Brad James Cheltenham, a part-time janitor and full-time Illuminati and CIA history buff, was arrested last Wednesday after shooting at 36 customers at the Wiggle Pig bodega, a rampage that ended in the parking lot after police disabled Cheltenham with a shot to the leg.

“No surprise here,” says Cheltenham’s best friend Stu Ryerson. “Brad’s a friggin’ nut. He used to stand in my driveway and yell word salad at me–that I was a devil pinko with a bifurcated tail. I put up with it because he was good at basketball.”

Cheltenham’s one-time possible girlfriend also had long anticipated the day that she would see the man she dated for five hours at a Sonic drive-in being dragged across America’s TV screens and accused of a mass shooting as cops sprayed grapeshot at him and gas spewed all over the ground.

“File this under ‘Totally expected,'” she said. “I remember when I first met him at the airport.

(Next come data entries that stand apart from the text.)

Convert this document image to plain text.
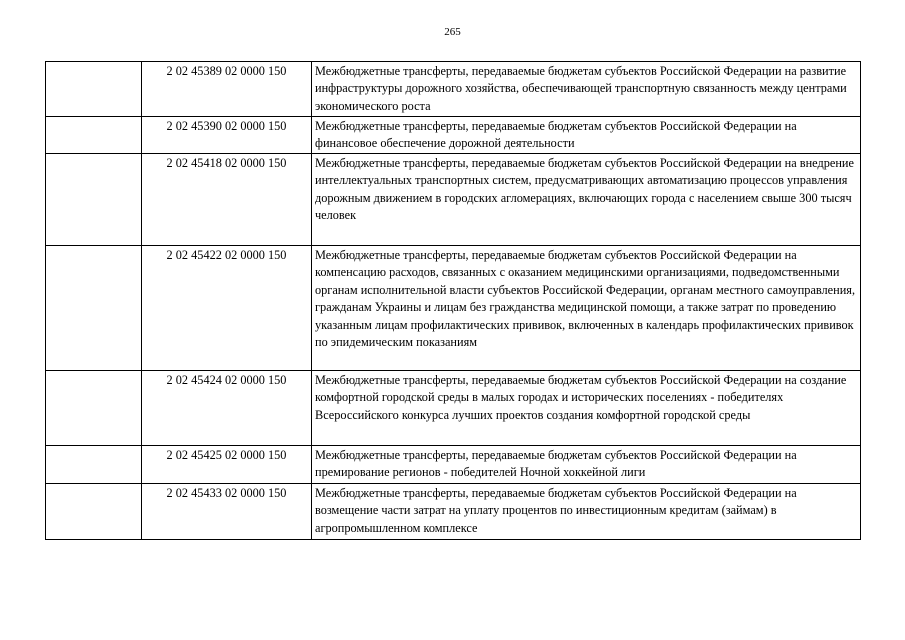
265
	2 02 45389 02 0000 150	Межбюджетные трансферты, передаваемые бюджетам субъектов Российской Федерации на развитие инфраструктуры дорожного хозяйства, обеспечивающей транспортную связанность между центрами экономического роста
	2 02 45390 02 0000 150	Межбюджетные трансферты, передаваемые бюджетам субъектов Российской Федерации на финансовое обеспечение дорожной деятельности
	2 02 45418 02 0000 150	Межбюджетные трансферты, передаваемые бюджетам субъектов Российской Федерации на внедрение интеллектуальных транспортных систем, предусматривающих автоматизацию процессов управления дорожным движением в городских агломерациях, включающих города с населением свыше 300 тысяч человек
	2 02 45422 02 0000 150	Межбюджетные трансферты, передаваемые бюджетам субъектов Российской Федерации на компенсацию расходов, связанных с оказанием медицинскими организациями, подведомственными органам исполнительной власти субъектов Российской Федерации, органам местного самоуправления, гражданам Украины и лицам без гражданства медицинской помощи, а также затрат по проведению указанным лицам профилактических прививок, включенных в календарь профилактических прививок по эпидемическим показаниям
	2 02 45424 02 0000 150	Межбюджетные трансферты, передаваемые бюджетам субъектов Российской Федерации на создание комфортной городской среды в малых городах и исторических поселениях - победителях Всероссийского конкурса лучших проектов создания комфортной городской среды
	2 02 45425 02 0000 150	Межбюджетные трансферты, передаваемые бюджетам субъектов Российской Федерации на премирование регионов - победителей Ночной хоккейной лиги
	2 02 45433 02 0000 150	Межбюджетные трансферты, передаваемые бюджетам субъектов Российской Федерации на возмещение части затрат на уплату процентов по инвестиционным кредитам (займам) в агропромышленном комплексе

He had screamed at the desk clerk that he was going to miss his connecting flight, and what should have been grumbling turned into something like a grand mal seizure and he took a swing at the poor woman and pretty soon he was in the anti-terrorist holding tank. Dunno why I agreed to go on a date with him. He knew a lot about Dostoevsky.”

Cheltenham grew up in a suburb of Minneapolis and tried to attend community college there but was thrown out because “everybody knew the kid was going to go postal someday,” said the college’s vice provost, Derek Jamesian. “We got our new security cameras just for him.”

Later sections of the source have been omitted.